Задолго до «оттепели», в 1943 году, катался я по заснеженным арбатским переулкам на коньках, привязанных бельевой верёвкой с палкой «на закрут» к валенкам. Играл в
футбол консервной банкой из-под американской тушенки и, учась в 110-й мужской школе, раздельно от девчонок, ходил в соседнюю 100-ю женскую школу на танцевальные вечера, где танцевал падеграс, паде-патинер, мазурку и другие вымершие бальные танцы, щеголяя в сером клетчатом пиджачке, перелицованном (был такой способ омоложения одежды, когда изнанка становилась лицом) из маминого костюма, с пуговицами, переставленными на «мужскую» сторону.

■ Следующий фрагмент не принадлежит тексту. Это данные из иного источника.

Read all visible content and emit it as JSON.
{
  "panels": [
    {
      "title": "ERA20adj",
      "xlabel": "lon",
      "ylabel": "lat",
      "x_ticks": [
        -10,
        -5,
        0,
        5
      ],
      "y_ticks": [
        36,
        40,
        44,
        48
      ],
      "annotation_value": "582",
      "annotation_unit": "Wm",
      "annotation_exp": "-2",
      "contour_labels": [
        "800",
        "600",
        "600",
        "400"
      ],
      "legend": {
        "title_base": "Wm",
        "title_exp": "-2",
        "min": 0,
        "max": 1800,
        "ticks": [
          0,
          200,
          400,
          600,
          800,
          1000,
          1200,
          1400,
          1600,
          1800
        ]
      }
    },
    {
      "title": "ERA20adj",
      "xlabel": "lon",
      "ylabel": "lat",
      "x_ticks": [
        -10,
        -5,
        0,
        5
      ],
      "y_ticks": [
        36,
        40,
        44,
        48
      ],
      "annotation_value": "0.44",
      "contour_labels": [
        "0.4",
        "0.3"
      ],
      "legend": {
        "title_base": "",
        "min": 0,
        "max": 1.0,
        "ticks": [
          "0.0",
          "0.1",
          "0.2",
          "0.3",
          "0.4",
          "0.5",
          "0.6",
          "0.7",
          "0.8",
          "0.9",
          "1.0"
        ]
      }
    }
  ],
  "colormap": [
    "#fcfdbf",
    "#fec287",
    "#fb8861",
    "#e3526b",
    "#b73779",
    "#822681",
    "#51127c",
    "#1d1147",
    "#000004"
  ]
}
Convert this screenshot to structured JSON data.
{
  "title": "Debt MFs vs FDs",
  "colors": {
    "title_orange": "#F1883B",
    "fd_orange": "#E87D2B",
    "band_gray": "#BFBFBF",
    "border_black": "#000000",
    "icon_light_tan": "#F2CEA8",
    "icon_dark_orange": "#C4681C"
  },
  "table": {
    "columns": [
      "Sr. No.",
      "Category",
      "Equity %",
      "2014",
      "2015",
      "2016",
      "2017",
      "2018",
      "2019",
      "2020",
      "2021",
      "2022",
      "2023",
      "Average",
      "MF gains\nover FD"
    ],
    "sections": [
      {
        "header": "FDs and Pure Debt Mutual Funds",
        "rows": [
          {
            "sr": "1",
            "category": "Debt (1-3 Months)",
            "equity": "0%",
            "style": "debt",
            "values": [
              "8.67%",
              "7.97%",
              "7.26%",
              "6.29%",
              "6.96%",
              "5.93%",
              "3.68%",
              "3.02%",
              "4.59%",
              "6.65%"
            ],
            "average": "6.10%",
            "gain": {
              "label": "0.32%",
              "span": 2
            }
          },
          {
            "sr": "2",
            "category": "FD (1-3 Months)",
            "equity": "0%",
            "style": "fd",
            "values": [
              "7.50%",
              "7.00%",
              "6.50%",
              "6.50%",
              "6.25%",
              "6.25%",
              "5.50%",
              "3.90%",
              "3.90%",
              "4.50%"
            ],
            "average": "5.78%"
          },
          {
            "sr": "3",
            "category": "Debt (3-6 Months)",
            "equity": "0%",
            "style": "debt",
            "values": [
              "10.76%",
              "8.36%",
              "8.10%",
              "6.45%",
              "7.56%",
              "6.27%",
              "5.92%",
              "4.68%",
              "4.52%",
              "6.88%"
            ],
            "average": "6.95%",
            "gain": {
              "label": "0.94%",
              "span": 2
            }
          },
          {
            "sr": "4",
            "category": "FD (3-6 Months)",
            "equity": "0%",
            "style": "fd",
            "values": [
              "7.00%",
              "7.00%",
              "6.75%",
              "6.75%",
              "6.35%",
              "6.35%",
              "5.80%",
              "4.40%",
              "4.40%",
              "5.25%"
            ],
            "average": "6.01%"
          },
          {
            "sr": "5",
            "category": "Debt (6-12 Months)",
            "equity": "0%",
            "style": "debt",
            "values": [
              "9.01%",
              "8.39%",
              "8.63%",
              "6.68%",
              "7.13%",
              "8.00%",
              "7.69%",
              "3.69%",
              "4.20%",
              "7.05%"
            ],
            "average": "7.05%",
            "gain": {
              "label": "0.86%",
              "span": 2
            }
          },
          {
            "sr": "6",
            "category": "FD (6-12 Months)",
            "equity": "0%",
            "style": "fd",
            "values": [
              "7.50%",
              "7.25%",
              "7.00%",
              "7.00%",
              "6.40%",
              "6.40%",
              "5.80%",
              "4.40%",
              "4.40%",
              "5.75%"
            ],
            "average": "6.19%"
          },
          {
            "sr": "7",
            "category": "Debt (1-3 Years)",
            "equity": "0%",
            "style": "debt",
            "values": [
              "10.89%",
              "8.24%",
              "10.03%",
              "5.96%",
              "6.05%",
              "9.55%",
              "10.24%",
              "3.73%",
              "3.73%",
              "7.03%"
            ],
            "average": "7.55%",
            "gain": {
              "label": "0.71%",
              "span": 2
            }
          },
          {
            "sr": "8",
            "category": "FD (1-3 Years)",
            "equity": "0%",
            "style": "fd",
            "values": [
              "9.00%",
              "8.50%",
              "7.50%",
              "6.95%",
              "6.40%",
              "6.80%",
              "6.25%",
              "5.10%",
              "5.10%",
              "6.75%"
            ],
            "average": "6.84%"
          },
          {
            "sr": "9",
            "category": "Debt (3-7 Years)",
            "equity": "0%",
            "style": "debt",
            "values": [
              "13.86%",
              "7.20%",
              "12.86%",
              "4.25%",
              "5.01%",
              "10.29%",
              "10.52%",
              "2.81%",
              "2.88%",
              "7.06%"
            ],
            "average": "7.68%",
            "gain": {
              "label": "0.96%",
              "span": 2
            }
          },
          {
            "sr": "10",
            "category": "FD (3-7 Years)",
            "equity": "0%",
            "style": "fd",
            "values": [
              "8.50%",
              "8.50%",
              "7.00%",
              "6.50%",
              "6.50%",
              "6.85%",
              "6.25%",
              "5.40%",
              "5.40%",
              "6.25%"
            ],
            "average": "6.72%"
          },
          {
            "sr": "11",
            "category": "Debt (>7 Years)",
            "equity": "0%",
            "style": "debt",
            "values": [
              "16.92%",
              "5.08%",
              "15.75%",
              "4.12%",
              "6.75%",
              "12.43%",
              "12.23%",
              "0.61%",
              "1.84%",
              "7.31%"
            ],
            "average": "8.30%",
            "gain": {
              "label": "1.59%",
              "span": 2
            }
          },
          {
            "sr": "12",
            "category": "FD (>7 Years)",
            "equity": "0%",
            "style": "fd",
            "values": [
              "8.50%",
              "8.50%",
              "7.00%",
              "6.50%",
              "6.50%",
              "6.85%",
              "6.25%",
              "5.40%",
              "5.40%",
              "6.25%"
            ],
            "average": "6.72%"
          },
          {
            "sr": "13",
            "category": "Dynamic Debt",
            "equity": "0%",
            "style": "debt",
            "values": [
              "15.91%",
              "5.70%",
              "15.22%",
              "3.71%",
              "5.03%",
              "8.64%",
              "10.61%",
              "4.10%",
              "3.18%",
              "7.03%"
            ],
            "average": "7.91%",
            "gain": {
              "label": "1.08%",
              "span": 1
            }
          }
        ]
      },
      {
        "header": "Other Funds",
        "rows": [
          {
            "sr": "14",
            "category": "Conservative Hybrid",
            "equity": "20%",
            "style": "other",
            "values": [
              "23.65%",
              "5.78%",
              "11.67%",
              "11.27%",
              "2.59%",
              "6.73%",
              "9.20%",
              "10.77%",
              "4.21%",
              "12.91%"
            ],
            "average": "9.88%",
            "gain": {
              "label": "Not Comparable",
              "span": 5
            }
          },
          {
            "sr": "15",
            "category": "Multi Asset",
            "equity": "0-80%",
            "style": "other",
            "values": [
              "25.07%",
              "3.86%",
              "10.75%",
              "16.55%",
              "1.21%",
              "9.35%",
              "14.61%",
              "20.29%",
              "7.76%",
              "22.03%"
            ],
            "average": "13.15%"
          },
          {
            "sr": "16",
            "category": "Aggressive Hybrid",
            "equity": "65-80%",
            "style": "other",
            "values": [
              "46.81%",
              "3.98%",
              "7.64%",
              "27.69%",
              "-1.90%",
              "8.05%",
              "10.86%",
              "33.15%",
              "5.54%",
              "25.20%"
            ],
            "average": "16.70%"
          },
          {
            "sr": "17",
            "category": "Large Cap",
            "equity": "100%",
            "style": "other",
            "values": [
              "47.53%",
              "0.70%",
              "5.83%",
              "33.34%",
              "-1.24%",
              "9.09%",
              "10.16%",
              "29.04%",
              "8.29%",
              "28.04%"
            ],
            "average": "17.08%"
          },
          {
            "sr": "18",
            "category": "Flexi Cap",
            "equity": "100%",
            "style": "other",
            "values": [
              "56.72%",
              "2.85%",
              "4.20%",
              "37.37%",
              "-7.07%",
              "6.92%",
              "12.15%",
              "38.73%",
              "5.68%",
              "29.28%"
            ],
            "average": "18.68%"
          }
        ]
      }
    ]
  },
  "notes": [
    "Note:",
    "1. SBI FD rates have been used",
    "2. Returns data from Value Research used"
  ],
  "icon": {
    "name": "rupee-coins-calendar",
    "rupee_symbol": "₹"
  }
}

Задолго до «оттепели», в 1953 году, меня не хотели держать в театральном вузе, производя чистку студенческих рядов на фоне «дела врачей».
Задолго до «оттепели» мы, молодые артисты, рассказывали и придумывали анекдоты, играли и сочиняли «острые капустники», вызывающие сегодня ироническую усмешку у безнаказанно-безнадзорных остряков.
Да и после «оттепели» всё еще жили, любили, смеялись, играли хорошие роли у замечательных режиссёров. И сегодня из последних сил, в атмосфере неслыханной молодёжной конкуренции пытаемся что-то создать и кому-то пригодиться.
Да, я действительно шестидесятник, ибо в нынешнем году по мне должно ударить этой цифрой всерьёз, а так как выгляжу я по гороскопу как Рак, то вынужден прислушаться к профессиональным звездочётам, которые уверяют, что Рак склонен к созерцательности у воды и пристрастию к одному и тому же месту пребывания. Вот, исходя из астрологии, я и мечтаю, что пишу эту книгу, чтобы сидеть с удочкой на одном месте у озера и созерцать, как у соседней заводи мои внуки листают это издание, с трудом купленное ими на свои личные сбережения у перекупщика в подземном переходе за бешеные деньги".
(Фрагмент)
Книга воспоминаний "Schirwindt, стёртый с лица земли" (2006, 208 стр.) (pdf 7,8 mb)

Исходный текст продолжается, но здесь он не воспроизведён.